Guru Itu, Ya Siswanya!
Wednesday, May 11, 2016
Add Comment
Hingga kini, pepatah guru kencing berdiri murid kencing berlari. Pepatah yang menjadi petunjuk betapa pentingnye keteladanan dalam proses belajar-mengajar. Ketika seseorang memilih guru sebagai pilihan profesinya, sesungguhnya ia sedang memilih jalan mulia, yang memiliki konsekuensi ikutan sikap dan ucap yang mulia. Sikap dan ucap yang dalam benak siswanya, sempurna. Ketia ia mengajarkan kebenaran dan sopan santun, maka seluruh siswanya akan beranggapan sikapnyalah menjadi referensi utama kebenaran dan kesopan-santunan itu.
Itulah juga yang menjadi alasan, seringnya guru disebut sebagai pahlawan. Pahlawan sejati, yang memang tak perlu dan patut menuntut untuk mendapatkan tanda jasa.
Suatu ketika, sepulang sekolah, saya terkaget-kaget begitu mendapati anak saya yang sulung mogok untuk les Bahasa Inggris. Sebelumnya, saya telah menyampaikan bahasa itu penting, apalagi ia hidup di pasar yang pesaingnya bukan hanya teman-temannya sekampung atau senegara, tetapi juga lulusan-lulusan sekolah di luar negeri, dan Bahasa Inggris adalah bahasa yang saat ini disepakati oleh dunia sebagai bahasa pergaulannya.
Dia mogok, lantaran melihat gurunya juga bisa sukses tapi menurutnya tidak bisa bahasa Inggris. Padahal menurutnya sekolahnya itu adalah sekolah yang bertaraf internasional, dulu memang pernah ditulis di pintu gerbangnya RSBI.
Pada suatu peristiwa yang lain, saya pernah ditegur oleh anak saya gara-gara sering marah, ia membacakan beberapa dalil pendek, bahwa menurutnya orang yang suka marah itu temannya setan. Sebagai orang tua, saya berusaha meluruskan pernyataannya bahwa sesungguhnya ada marah yang bertujuan baik, yakni untuk menegur orang yang keliru atau salah.
Sekali lagi saya harus kaget, karena dia bisa menjawab bahwa sesungguhnya untuk menyuruh orang menjadi baik itu bisa dengan cara yang baik-baik, tak harus marah. Begitu Ibu Guru bilang, katanya.
Nyaris, setiap kali ingin menguatkan pendapat dan melakukan pembelaan, anak-anak saya selalu menyandarkan alasannya kepada guru.

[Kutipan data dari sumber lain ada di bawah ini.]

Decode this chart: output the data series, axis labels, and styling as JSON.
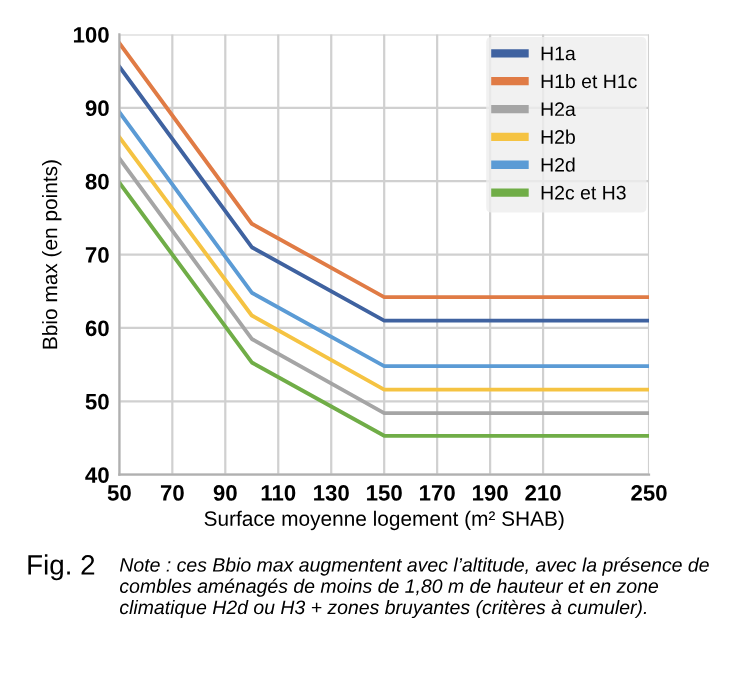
{
  "chart_data": {
    "type": "line",
    "xlabel": "Surface moyenne logement (m² SHAB)",
    "ylabel": "Bbio max (en points)",
    "x": [
      50,
      100,
      150,
      250
    ],
    "series": [
      {
        "name": "H1a",
        "color": "#3f62a0",
        "values": [
          95.6,
          71,
          61,
          61
        ]
      },
      {
        "name": "H1b et H1c",
        "color": "#e07b45",
        "values": [
          98.8,
          74.2,
          64.2,
          64.2
        ]
      },
      {
        "name": "H2a",
        "color": "#a5a5a5",
        "values": [
          83.1,
          58.5,
          48.4,
          48.4
        ]
      },
      {
        "name": "H2b",
        "color": "#f5c342",
        "values": [
          86,
          61.7,
          51.6,
          51.6
        ]
      },
      {
        "name": "H2d",
        "color": "#5b9bd5",
        "values": [
          89.4,
          64.8,
          54.8,
          54.8
        ]
      },
      {
        "name": "H2c et H3",
        "color": "#70ad47",
        "values": [
          79.8,
          55.3,
          45.3,
          45.3
        ]
      }
    ],
    "xlim": [
      50,
      250
    ],
    "xticks": [
      50,
      70,
      90,
      110,
      130,
      150,
      170,
      190,
      210,
      250
    ],
    "ylim": [
      40,
      100
    ],
    "yticks": [
      40,
      50,
      60,
      70,
      80,
      90,
      100
    ],
    "grid": true,
    "legend": "top right",
    "marker": "none",
    "line_style": "solid",
    "annotations": [
      "Fig. 2",
      "Note : ces Bbio max augmentent avec l’altitude, avec la présence de combles aménagés de moins de 1,80 m de hauteur et en zone climatique H2d ou H3 + zones bruyantes (critères à cumuler)."
    ]
  }
}
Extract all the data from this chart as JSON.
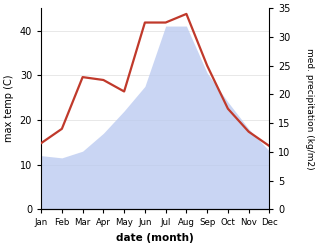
{
  "months": [
    "Jan",
    "Feb",
    "Mar",
    "Apr",
    "May",
    "Jun",
    "Jul",
    "Aug",
    "Sep",
    "Oct",
    "Nov",
    "Dec"
  ],
  "max_temp": [
    12.0,
    11.5,
    13.0,
    17.0,
    22.0,
    27.5,
    41.0,
    41.0,
    30.5,
    24.0,
    18.0,
    13.0
  ],
  "precipitation": [
    11.5,
    14.0,
    23.0,
    22.5,
    20.5,
    32.5,
    32.5,
    34.0,
    25.0,
    17.5,
    13.5,
    11.0
  ],
  "temp_ylim": [
    0,
    45
  ],
  "precip_ylim": [
    0,
    35
  ],
  "temp_yticks": [
    0,
    10,
    20,
    30,
    40
  ],
  "precip_yticks": [
    0,
    5,
    10,
    15,
    20,
    25,
    30,
    35
  ],
  "xlabel": "date (month)",
  "ylabel_left": "max temp (C)",
  "ylabel_right": "med. precipitation (kg/m2)",
  "fill_color": "#b8c8f0",
  "fill_alpha": 0.75,
  "line_color": "#c0392b",
  "line_width": 1.6,
  "bg_color": "#ffffff"
}
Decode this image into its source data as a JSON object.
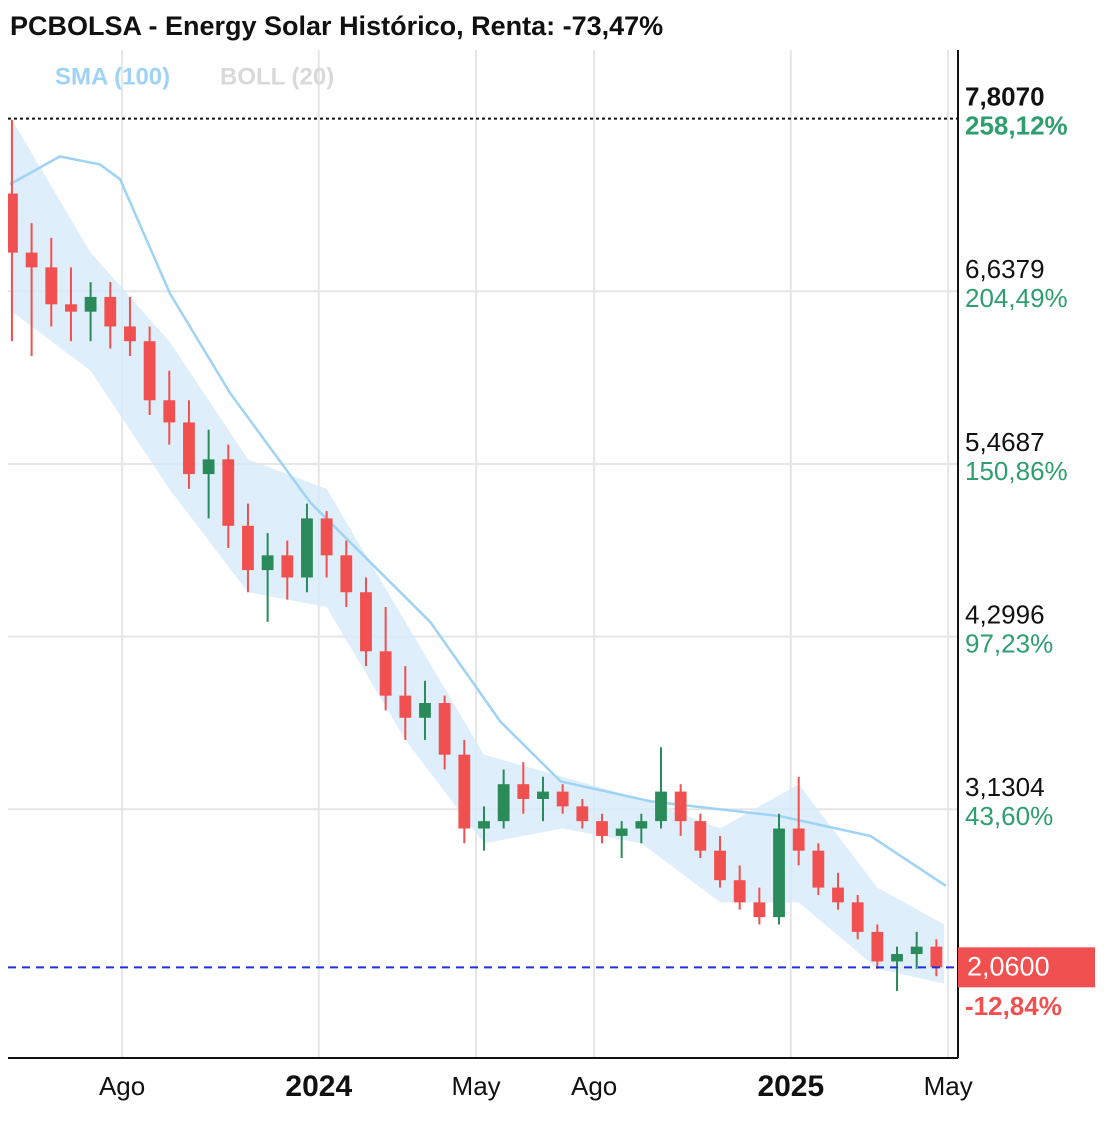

Hampir-hampir saya menilai, gurunya telah merebut sebagian pikiran dan rasionalisasi tindakan anak saya, karena begitu besarnya pengaruh guru dalam tindakan, ucapan dan pikiran mereka.
Lantas, kenapa banyak siswa yang bejat dan brutal di antara sedikit siswa-siswa yang penurut?
Saya sering mengoreksi, gagalnya guru menghadirkan sebuah lingkungan sekolah dan kelas sebagai tempat yang nyaman dan akrab dengan siswa. Ada banyak siswa yang tidak pernah merasakan kelas sebagai dunianya, dunia anak-anak, dunia remaja. Kelas lebih sering terkesan angker, menyeramkan dan memenjarakan, dan guru hadir dalam bentuk hantu dan sipir penjara.
Akhirnya, ketundukan, kepatuhan dan sopan santun siswa menjadi kepatuhan dan sopan santun semu. Klimaknya, begitu lulus mereka seperti orang-orang yang lepas-bebas dari penjara.
Untuk itu, banyaknya kasus kejahatan dan kekerasan yang melibatkan siswa harus menjadi bahan renungan dan koreksi penting bagi setiap guru, apakah selama ini mereka telah memainkan peran secara maksimal, atau hanya masih sebatas mengajar dan disibukan dengan tetek bengek urusan metode, cara menilai dan memberikan skor? Apakah guru telah berperan juga sebagai orang tua bagi siswa-siswanya di sekolah?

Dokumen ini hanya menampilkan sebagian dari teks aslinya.